A Turkish man and his mother cling to each other on the side of the highway through Belgrade, crying over broken bodies of a pregnant woman and an infant who were flung from their overturned BMW jeep, halfway through their 3000-kilometre holiday return trip to Belgium.
The driver lost control while driving twice as fast as the 80 kilometres-per-hour speed limit allows. The casualties were his wife and daughter.
A woman hysterically screams, sitting on wet pavement in downtown Belgrade and looking at a bleeding stump where her arm was before an out-of-control, stolen Mercedes veered across the median strip and smashed head-on into the little Skoda she was travelling in.
The four unsuspecting people in the Skoda and the driver of the Mercedes were gravely injured September 18 in the collision, while the 16-year-old passenger in the stolen car was instantly killed.
A smashed body of a young motorcycle driver lies crumpled by a construction fence, while a middle-aged driver is semiconscious and bleeding in a car effectively cut in two by the two-wheeler.
The car driver took a left turn, not suspecting that the dot of light he saw ahead was an 180 horsepower bike blazing toward him at around 200 kilometres per hour, though in a 50-kilometre-zone in the city.
Those were just some of the scenes of havoc caused by speeding in Belgrade over the past month.
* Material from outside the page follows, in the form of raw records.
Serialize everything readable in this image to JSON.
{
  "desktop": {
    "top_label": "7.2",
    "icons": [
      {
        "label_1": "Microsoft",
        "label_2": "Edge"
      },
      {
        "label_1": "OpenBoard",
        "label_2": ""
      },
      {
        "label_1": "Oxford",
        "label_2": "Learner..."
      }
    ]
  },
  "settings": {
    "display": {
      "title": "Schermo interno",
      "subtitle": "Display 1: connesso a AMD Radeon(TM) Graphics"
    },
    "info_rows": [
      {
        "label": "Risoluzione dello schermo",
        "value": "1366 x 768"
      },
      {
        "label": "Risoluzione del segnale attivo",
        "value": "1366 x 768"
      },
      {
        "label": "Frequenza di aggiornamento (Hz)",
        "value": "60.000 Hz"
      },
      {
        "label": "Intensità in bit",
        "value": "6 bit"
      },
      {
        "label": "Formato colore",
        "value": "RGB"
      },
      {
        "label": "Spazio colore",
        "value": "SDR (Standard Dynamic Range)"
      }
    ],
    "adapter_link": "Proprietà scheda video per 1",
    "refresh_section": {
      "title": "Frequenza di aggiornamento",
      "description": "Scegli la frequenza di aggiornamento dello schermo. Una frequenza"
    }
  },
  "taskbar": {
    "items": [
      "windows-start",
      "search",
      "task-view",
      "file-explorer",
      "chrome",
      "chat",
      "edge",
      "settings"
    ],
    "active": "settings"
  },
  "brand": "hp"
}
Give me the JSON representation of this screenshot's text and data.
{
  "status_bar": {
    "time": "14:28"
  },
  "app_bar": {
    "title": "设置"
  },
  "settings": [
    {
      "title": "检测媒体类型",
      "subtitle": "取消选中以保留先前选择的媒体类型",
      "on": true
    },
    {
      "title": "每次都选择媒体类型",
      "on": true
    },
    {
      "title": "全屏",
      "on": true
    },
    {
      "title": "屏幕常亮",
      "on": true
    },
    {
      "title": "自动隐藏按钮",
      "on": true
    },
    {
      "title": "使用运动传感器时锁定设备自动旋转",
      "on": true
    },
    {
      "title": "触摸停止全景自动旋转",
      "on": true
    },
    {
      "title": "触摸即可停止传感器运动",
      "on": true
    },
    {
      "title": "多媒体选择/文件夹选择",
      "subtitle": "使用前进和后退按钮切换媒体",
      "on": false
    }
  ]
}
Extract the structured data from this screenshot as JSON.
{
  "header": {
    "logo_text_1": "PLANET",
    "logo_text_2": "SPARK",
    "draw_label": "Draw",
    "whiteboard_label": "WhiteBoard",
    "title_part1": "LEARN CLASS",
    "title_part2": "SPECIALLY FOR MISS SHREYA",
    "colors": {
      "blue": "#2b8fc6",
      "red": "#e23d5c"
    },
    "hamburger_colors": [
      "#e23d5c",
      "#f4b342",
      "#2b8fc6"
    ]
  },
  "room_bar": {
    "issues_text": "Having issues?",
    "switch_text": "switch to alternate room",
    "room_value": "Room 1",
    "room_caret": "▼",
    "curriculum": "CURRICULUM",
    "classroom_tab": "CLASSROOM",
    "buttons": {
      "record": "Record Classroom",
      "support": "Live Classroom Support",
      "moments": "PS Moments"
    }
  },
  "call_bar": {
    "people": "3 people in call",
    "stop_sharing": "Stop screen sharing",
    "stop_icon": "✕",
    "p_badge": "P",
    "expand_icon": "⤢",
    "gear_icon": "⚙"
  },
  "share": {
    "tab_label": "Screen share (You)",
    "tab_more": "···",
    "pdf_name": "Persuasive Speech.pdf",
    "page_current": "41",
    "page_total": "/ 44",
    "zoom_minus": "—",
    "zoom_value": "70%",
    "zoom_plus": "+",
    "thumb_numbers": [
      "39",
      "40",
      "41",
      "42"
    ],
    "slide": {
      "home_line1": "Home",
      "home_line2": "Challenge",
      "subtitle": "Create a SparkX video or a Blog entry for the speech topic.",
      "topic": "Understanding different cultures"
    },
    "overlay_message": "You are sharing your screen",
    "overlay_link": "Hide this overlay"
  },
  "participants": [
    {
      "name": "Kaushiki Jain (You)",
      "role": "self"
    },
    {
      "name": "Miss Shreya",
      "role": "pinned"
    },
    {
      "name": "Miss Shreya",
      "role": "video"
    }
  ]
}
Outside the city, the situation remains even deadlier.
Overall, 444 people were killed and 9,800 were injured in the first three quarters of 2006 in Serbia, most in accidents directly related to speeding, then to other violations, police said.
The ratio of deaths to the number of inhabitants, 7.5 million, paints a picture that is brighter than the reality, as Serbia has far fewer cars per 100 people than Western countries, which set the safety standards.
Entire families have been wiped out, as on the Novi Sad highway, when a van swerved right and killed a couple with two children on their way to the Montenegrin coast.
On another occasion, on a dangerous spot where the road opens after winding through twisty gorge, five youths were killed when they smashed into a truck while overtaking across a full line.
The horrific accidents reflect the driving style of many in Serbia, a country which recently, after years of neglect, started getting better - and faster - roads and cars.
Driving discipline did not even remotely follow the improvement of the infrastructure. At least in the main corridors, the narrow, potholed roads were replaced with expanded, smooth surfacing.
Also, new crediting possibilities allowed many Serbs to replace their ancient, battered cars with something better and faster, something that may have spurred tragic overconfidence in some.
'Most accidents were caused by the human factor,' chief of the Serbian traffic police, Blagoje Milinic, said recently. 'It's driving too fast, ignoring traffic lights and other violations, or alcohol.'
An old Belgrade joke says taxi drivers wait at crossroads on green lights: 'A colleague will drive through red.' Public transport buses and trams run the lights as regularly as regular drivers.
Warily, pedestrians eye drivers who stopped to allow them across the street - risking their back-ends and willing to endure impatient honking from behind.
On country roads, the unbroken white line means little not just to the mean jeeps associated with mobsters and politicians, but also buses.
The cutting of corners takes on a literal meaning as drivers of lesser vehicles are forced to duck to the shoulder in the face of Scania or Volvo logos above the huge bumpers.
At the moment, the fines are laughably low for many - the absolutely highest is equivalent of 400 dollars. But the new traffic law, which is due to be enacted by the end of the year, would dramatically increase the fines as a deterrent.
Along with the draconian fines, the western-style points system and measures against traffic hooliganism, it would in some cases even allow the permanent confiscation of a vehicle from an offender.